Though it runs a (too short) 60 minutes, “70 Acres” says much about gentrification and “mixed-income” housing which feels like a slow-moving social experiment gone wrong. “In theory,” says Mark Joseph, an associate professor of Community Practice, “the most basic thing this is supposed to do is reconnect those living in public housing to the rest of the community.”
The results are middling at best; one new neighbor throws block parties that are barely attended by any mix of different income residents, who tend to stay in their own groups anyway. Also as the film goes on we notice that those former Cabrini residents lucky enough to transition over have become fearful for what seems like every condition stacked against them any bad behavior complained about by neighbors will result in eviction.
“To live here you need to be a nun,” says one resident about numerous new safety rule changes. One of these rules is that if you have any kind of criminal record (even a misdemeanor), you are not allowed to live in the new houses.

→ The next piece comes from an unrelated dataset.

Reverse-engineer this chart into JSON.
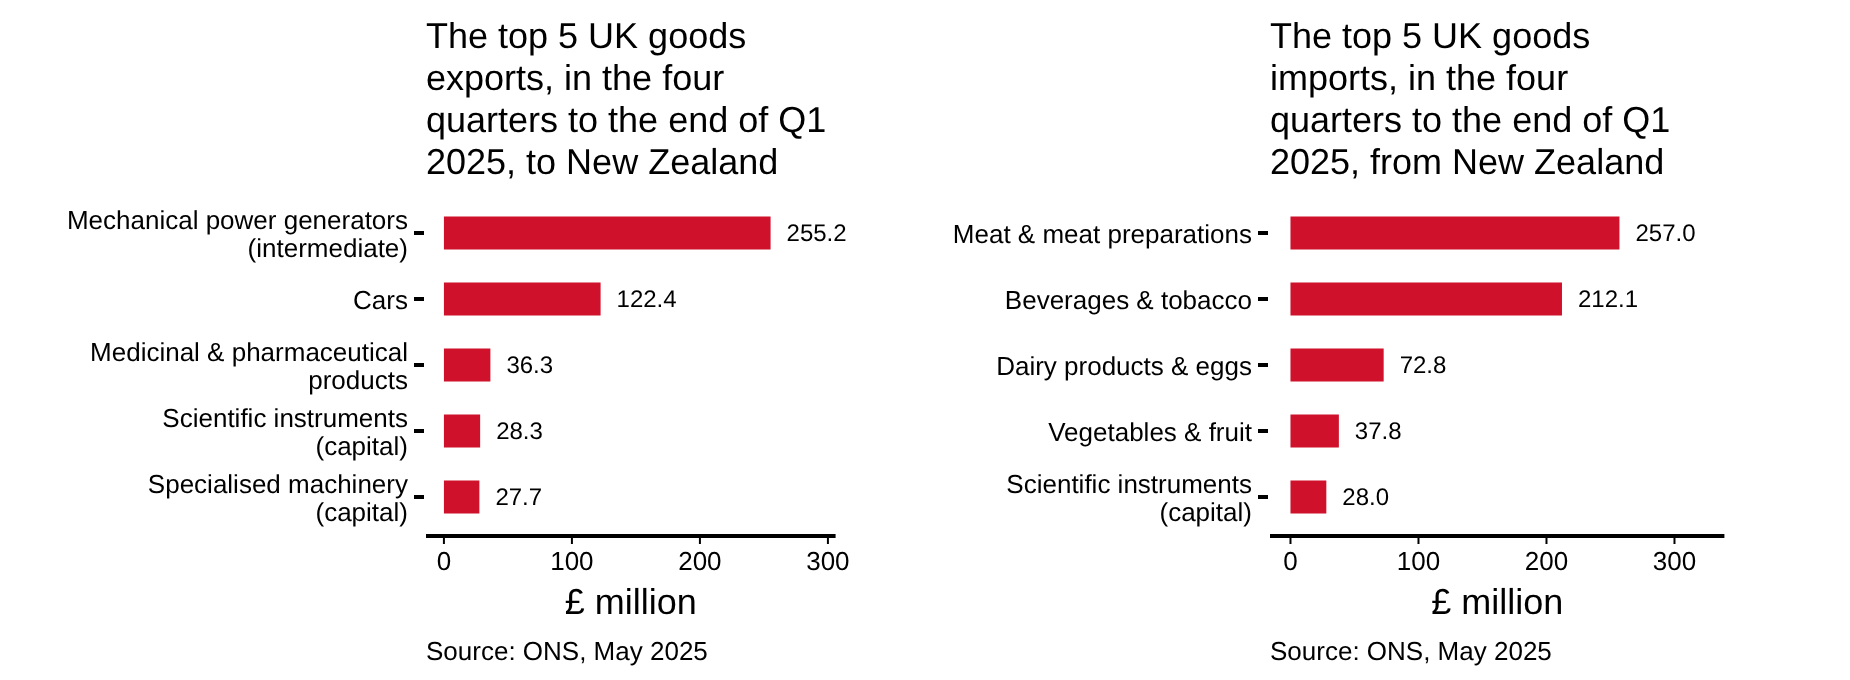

One woman describes how her 18 year old daughter, who had been arrested for fighting in school years prior, could not live with the rest of the family. “If you have a record of any kind,” another resident says, “and in Cabrini Green it’s very likely somebody in your family does, you won’t be living in the new Cabrini Green.”
Bezalel does a good job editing together many years of footage, telling her story through politicians’ interactions with residents and educators’ historical context. She stands back, offering no solutions while letting the viewer draw his or her own emotional conclusions. Joy, sorrow and anger exist above and below the surface but “70 Acres” never forces one’s response though I’m sure my own experiences seeing my hometown undergo a similar transformation teased out more anger in me than some viewers may feel.
The year 1995 started demolition of the Cabrini Green public housing project, and it didn’t end until 2011. “Seventy Acres” is a funeral for that building, complete with a New Orleans style second line and a drumline, with former residents returning from across the country to see it off. One man, who has since moved out to the suburbs, says that he is less comfortable in his new home than he was in Cabrini Green, even though it’s safer.
“There was violence,” he says of the projects, “but there was also a sense of community that surrounded you.” This idea of dealing with the Devil we know is completely lost on most pro gentrification people. This film connects today’s gentrification which always comes with an attitude of “it’s for your own good” with previous versions that were more explicitly race and class based. You can’t lift up one poor neighborhood without kicking out its current residents and creating another one somewhere else. The circle goes around and around, but still doesn’t get broken.